Sans être donneur de conseil, la réussite de ce que j'ai fait à travers cette formation diplômante, me pousse à partager. Partager avec d'autres entreprises, d'autres dirigeants, la réussite de ce que j'ai pu vivre dans quatre cultures différentes dans quatre pays différents. À chaque fois, cela a été un succès. Certains me disaient qu'en France ça ne marchera jamais. Franchement cela marche mieux en France qu'ailleurs, il y a davantage de diversité que quand je compare avec l'Espagne, un pays que j'adore, avec l'Argentine ou encore avec Taiwan.

On constate une transformation de la relation au travail, accélérée par la crise sanitaire, par les enjeux environnementaux et par un climat social complexe. Dans chacun des pays où tu es allé, ton premier objectif était de parler la même langue, signe d’engagement, de respect et facteur de réussite selon toi. Penses-tu qu'à l'image de tes immersions culturelles, nous devons apprendre collectivement une nouvelle langue pour répondre à ces enjeux d’avenir ?

C'est une question très profonde. Oui, alors cette nouvelle langue, je pense qu'il faut simplement l'appeler l'amour des gens. La culture française a beaucoup de richesses, de génie, de rigueur. Il faut en garder le meilleur, cette volonté de tendre vers la perfection et construire des ponts de communication.

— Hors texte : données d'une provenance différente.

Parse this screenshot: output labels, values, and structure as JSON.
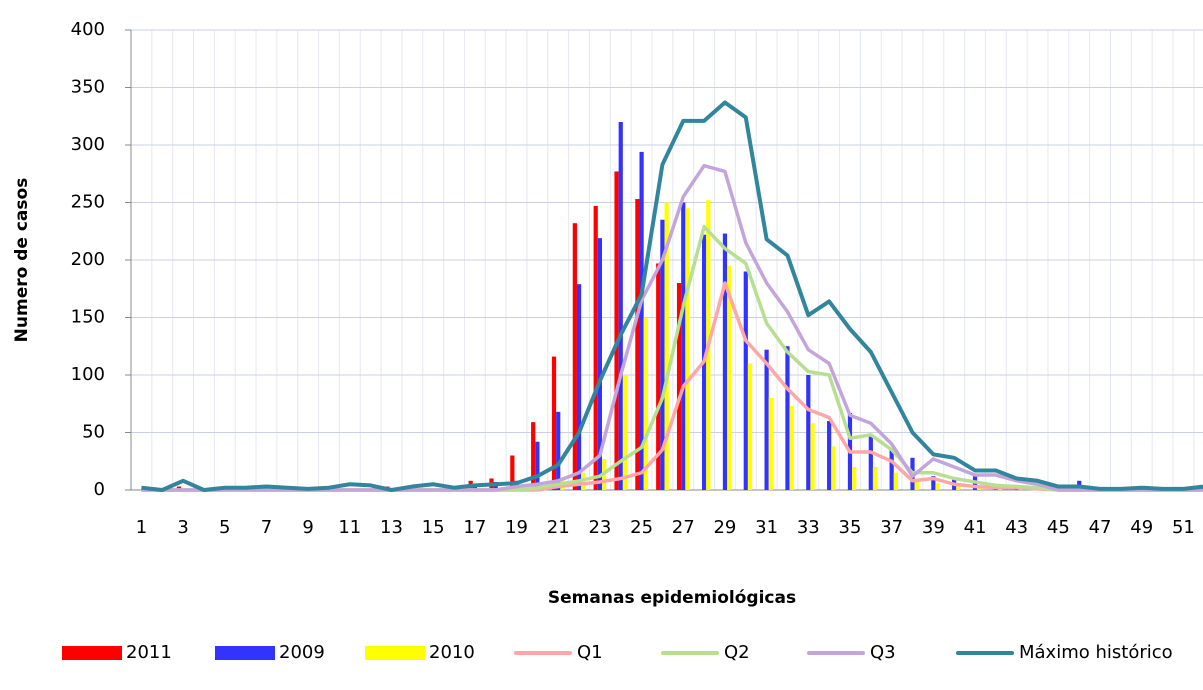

« Veiller à la réussite de l'autre au lieu de le jalouser. Développer une culture d'entraide et de bienveillance à l'intérieur. »

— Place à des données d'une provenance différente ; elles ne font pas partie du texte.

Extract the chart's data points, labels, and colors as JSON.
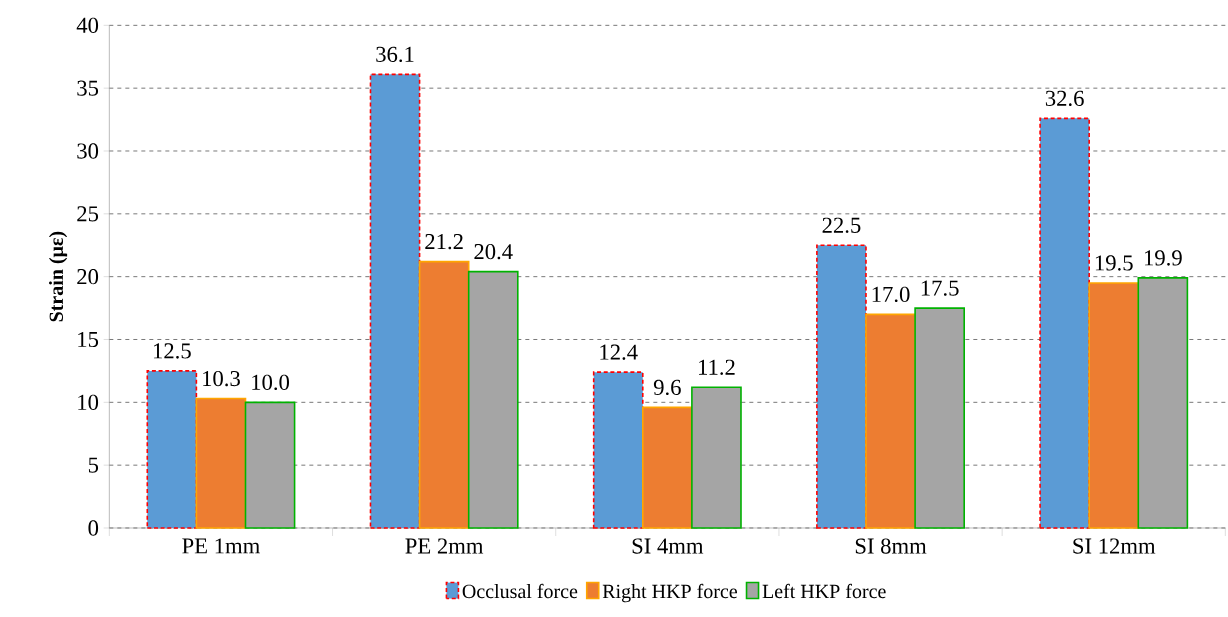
{
  "chart_data": {
    "type": "bar",
    "ylabel": "Strain (με)",
    "categories": [
      "PE 1mm",
      "PE 2mm",
      "SI 4mm",
      "SI 8mm",
      "SI 12mm"
    ],
    "series": [
      {
        "name": "Occlusal force",
        "color": "#5b9bd5",
        "values": [
          12.5,
          36.1,
          12.4,
          22.5,
          32.6
        ],
        "value_labels": [
          "12.5",
          "36.1",
          "12.4",
          "22.5",
          "32.6"
        ]
      },
      {
        "name": "Right HKP force",
        "color": "#ed7d31",
        "values": [
          10.3,
          21.2,
          9.6,
          17.0,
          19.5
        ],
        "value_labels": [
          "10.3",
          "21.2",
          "9.6",
          "17.0",
          "19.5"
        ]
      },
      {
        "name": "Left HKP force",
        "color": "#a5a5a5",
        "values": [
          10.0,
          20.4,
          11.2,
          17.5,
          19.9
        ],
        "value_labels": [
          "10.0",
          "20.4",
          "11.2",
          "17.5",
          "19.9"
        ]
      }
    ],
    "ylim": [
      0,
      40
    ],
    "yticks": [
      0,
      5,
      10,
      15,
      20,
      25,
      30,
      35,
      40
    ],
    "grid": "y",
    "legend": "bottom"
  }
}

N’y vois pas de la naïveté, ce n’est sans doute pas atteignable à 100% mais entre jalouser ou mettre des bâtons dans les roues pour que les projets de l'autre ne fonctionnent pas et entre aimer l'autre et l'aider à réussir son projet, peut-être qu'on peut aussi trouver un juste milieu. Et je pense qu'il faut tendre vers ça.

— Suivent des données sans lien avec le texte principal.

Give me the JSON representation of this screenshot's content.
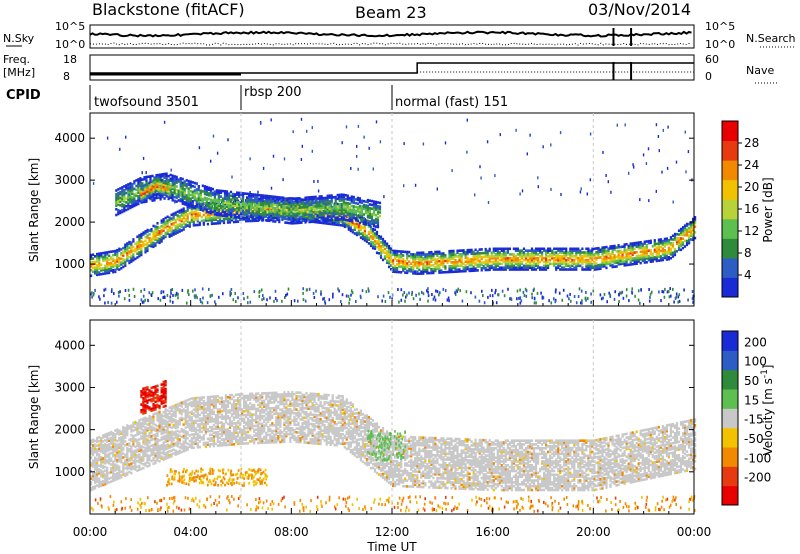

Donc cette langue là qu'il faut apprendre, il faut aussi créer un climat de confiance. Je pense que dans une société où la confiance est installée, c'est aussi moins de contrôle moins de comportements policiers et plus d'entente, plus d'écoute. Je pense que c'est tout à fait possible.

Aujourd'hui, je suis patron d'une société de plus de 150 000 personnes, donc si je crois que c'est possible, sans être facile tous les jours, on peut tendre collectivement vers cette nouvelle langue.

 

Et si on se parlait du futur et des projets à venir : Le groupe carrefour« augmenté » en quelques mots ?

Rami « augmenté » en quelques mots ? 

Le groupe Carrefour augmenté en quelques mots, c'est une entreprise qui va continuer à satisfaire de plus en plus de clients et on le voit depuis l'année dernière.

En un an, on a gagné 523 000 clients nouveaux, c'est une fierté. Continuer donc à servir les clients et à avoir un impact positif sur la société en général.

Rami augmenté, c'est Rami qui continue à apprendre, continue à s'améliorer en permanence, continue à aider, donner un coup de main à ceux qui en ont besoin et qui continue à être lui-même.